Baylor: Diversity to me means when I walk up the street, there’s a family across the street that’s Ethiopian. There’s a family next door where the dad is Navajo and the mom is Cambodian. I’m Native American. There’s a Mexican family that lives just down the street and just the other night, they were serenading us with the most beautiful Mariachi music. We need to celebrate that wonderful opportunity to have different points of view, to make you step outside your world and listen to other people. As far as students having more access to programs, I know now, for instance, the IB program, they don’t test all students, so moving to universal testing for advanced programs. My personal issue is that I think the traditional sit down in a classroom and listen to teachers and then you read your book and take a test or write a paper is something that doesn’t work for everybody. I think standards should be kept very high for other types of programs.

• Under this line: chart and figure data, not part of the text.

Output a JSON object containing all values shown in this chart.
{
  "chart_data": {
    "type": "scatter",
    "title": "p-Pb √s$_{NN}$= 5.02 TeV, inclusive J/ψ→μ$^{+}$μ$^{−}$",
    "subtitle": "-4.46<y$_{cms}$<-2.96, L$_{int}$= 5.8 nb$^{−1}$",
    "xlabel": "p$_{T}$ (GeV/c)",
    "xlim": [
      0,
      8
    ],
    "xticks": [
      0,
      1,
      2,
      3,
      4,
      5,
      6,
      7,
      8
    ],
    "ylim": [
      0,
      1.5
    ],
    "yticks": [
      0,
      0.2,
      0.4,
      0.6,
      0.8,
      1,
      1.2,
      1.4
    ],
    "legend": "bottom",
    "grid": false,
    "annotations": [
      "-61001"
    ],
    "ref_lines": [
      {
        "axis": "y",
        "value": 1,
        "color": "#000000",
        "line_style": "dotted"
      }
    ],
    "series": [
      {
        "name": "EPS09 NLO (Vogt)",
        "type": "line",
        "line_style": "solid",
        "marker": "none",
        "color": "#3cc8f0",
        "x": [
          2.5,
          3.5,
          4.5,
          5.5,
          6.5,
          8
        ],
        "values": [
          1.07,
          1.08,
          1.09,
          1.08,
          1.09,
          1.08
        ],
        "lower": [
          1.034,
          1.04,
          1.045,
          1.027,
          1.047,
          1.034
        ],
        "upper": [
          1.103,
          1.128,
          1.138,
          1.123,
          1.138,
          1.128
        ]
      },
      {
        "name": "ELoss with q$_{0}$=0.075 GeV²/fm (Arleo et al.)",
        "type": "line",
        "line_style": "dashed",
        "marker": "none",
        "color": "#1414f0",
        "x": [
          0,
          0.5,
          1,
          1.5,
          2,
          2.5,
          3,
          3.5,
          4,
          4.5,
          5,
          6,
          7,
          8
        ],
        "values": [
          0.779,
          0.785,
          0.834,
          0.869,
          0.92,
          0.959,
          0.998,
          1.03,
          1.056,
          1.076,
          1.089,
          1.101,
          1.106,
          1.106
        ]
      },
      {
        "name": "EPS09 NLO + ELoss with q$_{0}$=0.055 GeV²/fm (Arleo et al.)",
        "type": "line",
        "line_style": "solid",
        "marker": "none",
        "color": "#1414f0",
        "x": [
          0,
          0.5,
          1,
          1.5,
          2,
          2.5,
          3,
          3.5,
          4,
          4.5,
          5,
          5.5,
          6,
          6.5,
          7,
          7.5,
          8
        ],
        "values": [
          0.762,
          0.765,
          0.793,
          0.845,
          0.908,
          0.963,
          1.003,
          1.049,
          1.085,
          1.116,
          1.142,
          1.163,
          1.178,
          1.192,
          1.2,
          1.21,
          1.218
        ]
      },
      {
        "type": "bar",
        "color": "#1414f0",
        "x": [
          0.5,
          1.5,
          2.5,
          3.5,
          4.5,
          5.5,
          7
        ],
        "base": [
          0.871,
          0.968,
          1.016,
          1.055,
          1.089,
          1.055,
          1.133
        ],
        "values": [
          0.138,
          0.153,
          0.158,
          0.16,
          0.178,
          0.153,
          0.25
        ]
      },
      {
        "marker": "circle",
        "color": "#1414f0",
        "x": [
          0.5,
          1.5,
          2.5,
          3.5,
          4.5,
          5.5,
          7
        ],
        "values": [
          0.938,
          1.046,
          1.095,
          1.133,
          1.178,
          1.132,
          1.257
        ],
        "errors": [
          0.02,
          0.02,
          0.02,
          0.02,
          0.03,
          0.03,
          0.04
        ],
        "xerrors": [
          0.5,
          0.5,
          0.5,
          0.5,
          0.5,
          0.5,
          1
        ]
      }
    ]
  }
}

Kilgore: As far as diversity, we know children recognize difference when they are two. What we don’t want to do is whitewash difference. We want differences to be celebrated and we want our kids to learn that people are different, that when we come together around our differences we can create something much greater than if we are all the same, so it’s a benefit. I want to address these classes you’re talking about. The first thing I’m going to do is make sure we get bus transportation to any of the programs these kids want to go to. If a kid wants to go to the STEM program at Mountlake Terrace, they should have a bus pass. Right now, they have to get themselves there. If they want to go to the IB program, they have to test “gifted” to go. Kids within the service area get to go, get to try classes. That’s not fair. Just logistically, I would like to make that happen for every child. Secondly, another thing, the AP classes at Lynnwood High School for instance. One of the AP classes didn’t make because they didn’t have 25 kids to take it. Well, if you’re in a school that doesn’t have IB or a magnet for highly capable kids in the traditional sense, maybe you don’t need a 25-kid limit, maybe it’s 15. Maybe you need to have equity. It’s not equal, it’s equity. I also want to talk about testing. I don’t think testing works for every child. When we look at testing, as long as my kids have been in school, we’ve had three standardized tests. One of the ways, it’s not the only way but one of they ways they validate tests is to see if the kids who did well on one test also did well on another test. If you have a kid who doesn’t think in this way, they are not going to do well on this test and we continue to perpetuate this problem. One thing I have heard about is we talk about portfolios. Assessment portfolios, where they can put examples of their work and where they can talk about what did I learn doing this work? And so in that way we can assess, did they learn? Are they a critical thinker? Are they someone who could take this AP class?
In addition, candidates addressed several other questions, including whether schools should make better use of community gardens (candidates agreed they should and noted that some schools already have them) and what can be done to ensure that children with special needs have the best possible education, which candidates acknowledged should be a priority.